Of course nobody’s bothered to come. This neighborhood is going to hell.
He goes back to his book, keeps one ear out for the moment of ignition, when the car will blow and take out half the other cars on the block, and then the cops will show up and those kids will be sorry they were playing around with other people’s property.
It doesn’t explode. He sits up half the night waiting for nothing.
***
The next morning, he’s late getting up—of course he’s late, the fire kept him up all night, mainlining coffee just to stay awake in case the fire spread and threatened the maple.
It didn’t. It just burned out slowly, rolling for a long time behind smoky windows, almost too quiet to hear, and then with some little screeches and bangs as the windows shattered and the car curled in at the edges.
The cops never came.
(He has to find a new neighborhood.)
On his way to work he passes the shell. He risks one glance, disinterested, the kind of look anyone would give the skeleton of a wrecked car they were seeing for the first time.
The headlights are still there, but most of the windows are long gone, like the eyes have been ground out of a body; the inside is a rui
n, just lumps and shadows he doesn’t want to look at for long.
He drops his head and passes by; there’s a crunch under his feet, and a spray of black ashes and glittering glass across the sidewalk ahead of him.
He walks as quickly as he can without knocking any of it into his shoes.
He doesn’t look again. The last thing he needs is to be accused of inspecting his handiwork.
There’s a pang in his stomach. Too much coffee.
***
At work, Peter is already in their cube, and as soon as he comes in, Peter looks up and says, “Jesus, Alan, you look like hell.”
“I was up half the night,” he says. “Some kids let a car burn up on my block.”
Peter whistles through his teeth. “Your place is seriously shady, man.”
He doesn’t argue.
***
He takes the window seat on the bus home.
(He likes window seats. His commute is ninety minutes, and Peter fucked him over with paperwork he’s carrying home. It gives him something to do.)
The bus rounds the corner, and he sees a glimpse of white in a third floor window. An old man in a button-down is edging toward the window, one arm out to brace him against the windowsill as soon as he reaches it. His face is wrinkled and set, and somehow he looks like he hasn’t talked to anyone in a long time.
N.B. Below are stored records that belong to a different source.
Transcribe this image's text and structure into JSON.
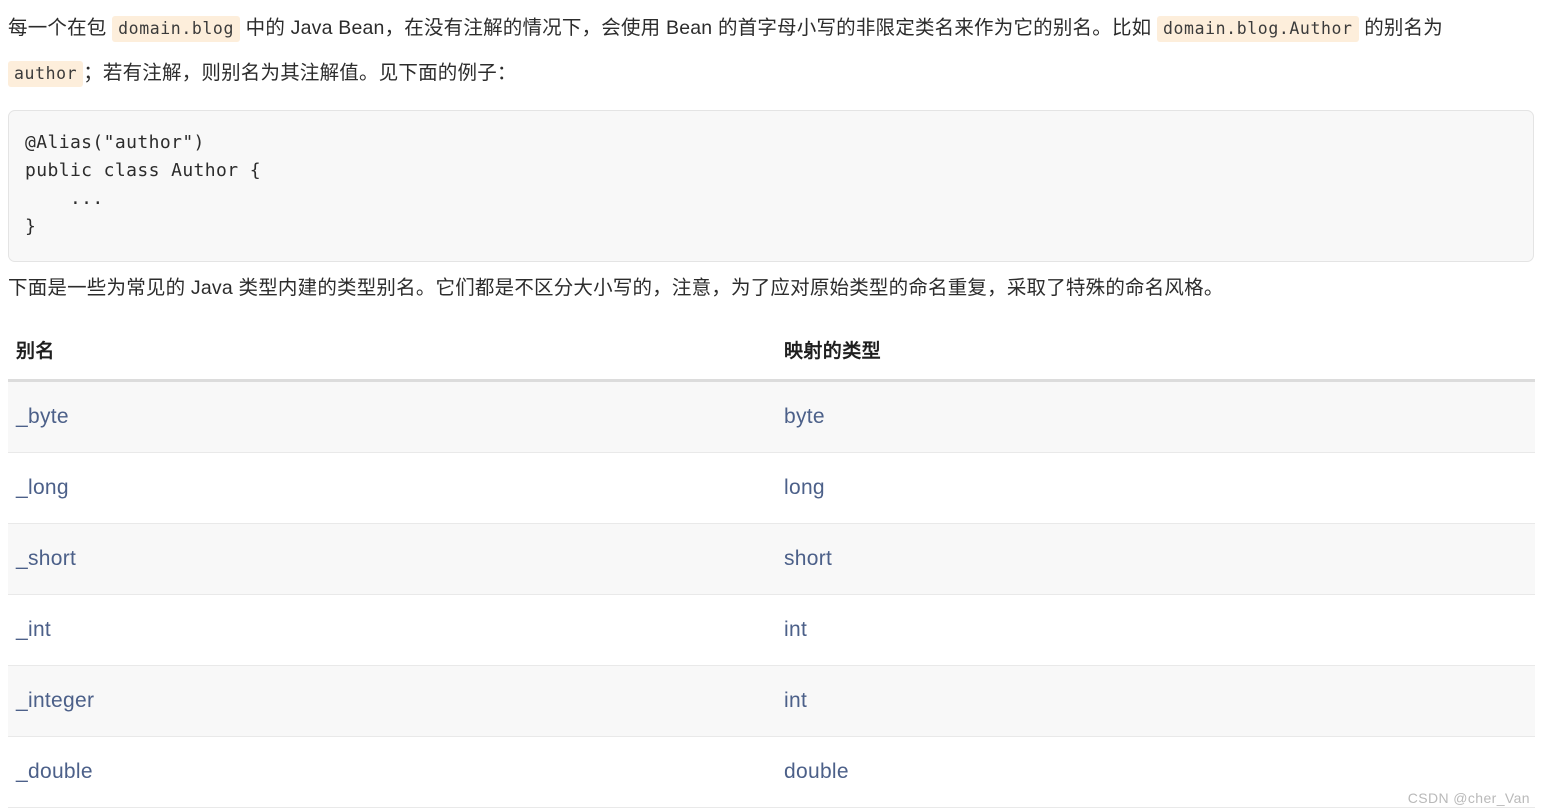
{
  "document": {
    "intro_paragraph": {
      "segment_1": "每一个在包 ",
      "code_1": "domain.blog",
      "segment_2": " 中的 Java Bean，在没有注解的情况下，会使用 Bean 的首字母小写的非限定类名来作为它的别名。比如 ",
      "code_2": "domain.blog.Author",
      "segment_3": " 的别名为 ",
      "code_3": "author",
      "segment_4": "；若有注解，则别名为其注解值。见下面的例子："
    },
    "code_block": {
      "language": "java",
      "content": "@Alias(\"author\")\npublic class Author {\n    ...\n}"
    },
    "types_paragraph": "下面是一些为常见的 Java 类型内建的类型别名。它们都是不区分大小写的，注意，为了应对原始类型的命名重复，采取了特殊的命名风格。"
  },
  "alias_table": {
    "columns": [
      {
        "key": "alias",
        "label": "别名"
      },
      {
        "key": "mapped_type",
        "label": "映射的类型"
      }
    ],
    "rows": [
      {
        "alias": "_byte",
        "mapped_type": "byte"
      },
      {
        "alias": "_long",
        "mapped_type": "long"
      },
      {
        "alias": "_short",
        "mapped_type": "short"
      },
      {
        "alias": "_int",
        "mapped_type": "int"
      },
      {
        "alias": "_integer",
        "mapped_type": "int"
      },
      {
        "alias": "_double",
        "mapped_type": "double"
      }
    ]
  },
  "watermark": {
    "text": "CSDN @cher_Van"
  },
  "colors": {
    "inline_code_background": "#fdeedb",
    "inline_code_text": "#3b3b3b",
    "code_block_background": "#f8f8f8",
    "code_block_border": "#e4e4e4",
    "table_cell_text": "#4c6089",
    "table_header_text": "#1f1f1f",
    "table_row_shaded": "#f8f8f8",
    "table_header_rule": "#dcdcdc",
    "body_text": "#2c2c2c",
    "watermark_text": "#b9b9b9"
  }
}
Jesus, he thinks. For a second his hands get so heavy he thinks they’re going to crush his legs.
But the moment passes. Sometimes he’s a sucker, is all.
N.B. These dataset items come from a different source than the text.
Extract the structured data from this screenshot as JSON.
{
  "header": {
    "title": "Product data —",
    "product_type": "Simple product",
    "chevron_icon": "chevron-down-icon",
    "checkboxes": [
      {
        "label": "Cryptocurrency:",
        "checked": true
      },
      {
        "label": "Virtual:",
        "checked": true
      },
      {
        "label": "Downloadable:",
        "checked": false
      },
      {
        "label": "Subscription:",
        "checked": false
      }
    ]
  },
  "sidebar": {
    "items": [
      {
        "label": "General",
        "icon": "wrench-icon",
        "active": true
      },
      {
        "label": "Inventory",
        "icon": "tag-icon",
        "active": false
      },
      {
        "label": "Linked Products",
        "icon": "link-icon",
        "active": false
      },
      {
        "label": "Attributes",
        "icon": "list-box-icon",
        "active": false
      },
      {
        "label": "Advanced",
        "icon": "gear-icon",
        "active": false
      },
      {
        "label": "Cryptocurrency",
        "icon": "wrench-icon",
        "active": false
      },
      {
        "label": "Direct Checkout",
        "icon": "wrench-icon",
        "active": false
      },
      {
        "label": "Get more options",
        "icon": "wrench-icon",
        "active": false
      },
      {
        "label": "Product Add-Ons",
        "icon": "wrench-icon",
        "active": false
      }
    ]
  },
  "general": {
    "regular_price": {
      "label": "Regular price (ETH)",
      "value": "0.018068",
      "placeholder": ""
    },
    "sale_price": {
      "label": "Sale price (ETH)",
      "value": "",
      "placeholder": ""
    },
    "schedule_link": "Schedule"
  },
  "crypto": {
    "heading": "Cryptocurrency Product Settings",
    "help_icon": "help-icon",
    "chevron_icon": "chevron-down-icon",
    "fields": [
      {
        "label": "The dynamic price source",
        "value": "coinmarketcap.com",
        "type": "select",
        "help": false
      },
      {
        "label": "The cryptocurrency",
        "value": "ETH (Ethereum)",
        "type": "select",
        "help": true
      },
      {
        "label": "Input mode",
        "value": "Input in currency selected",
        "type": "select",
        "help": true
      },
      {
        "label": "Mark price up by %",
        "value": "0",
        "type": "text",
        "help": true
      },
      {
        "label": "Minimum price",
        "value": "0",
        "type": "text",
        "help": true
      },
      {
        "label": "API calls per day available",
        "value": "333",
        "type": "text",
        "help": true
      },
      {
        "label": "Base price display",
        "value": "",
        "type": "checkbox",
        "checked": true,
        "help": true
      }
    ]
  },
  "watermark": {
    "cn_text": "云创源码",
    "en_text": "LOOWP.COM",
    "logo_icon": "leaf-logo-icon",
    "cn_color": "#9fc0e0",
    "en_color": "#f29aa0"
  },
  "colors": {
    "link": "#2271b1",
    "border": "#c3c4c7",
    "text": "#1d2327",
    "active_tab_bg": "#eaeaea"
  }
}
He can’t worry about strangers for the rest of his life. He has a briefcase full of paperwork; he has his own problems.
***
For two days he thinks someone will do something about the car.
But every day the car’s still there, still not towed or marked by police. Cars are parked in front of it, behind it, closer than he’d ever get to a car that looks as terrible as this one. Some people can’t see trouble when it’s looking right at them.
By the second day, Mrs. Christensen must have swept away the glass that was in front of her house—there are streaks of dark gray where the ashes have been ground to the pavement—but the shards just past her property line sit untouched, edges up.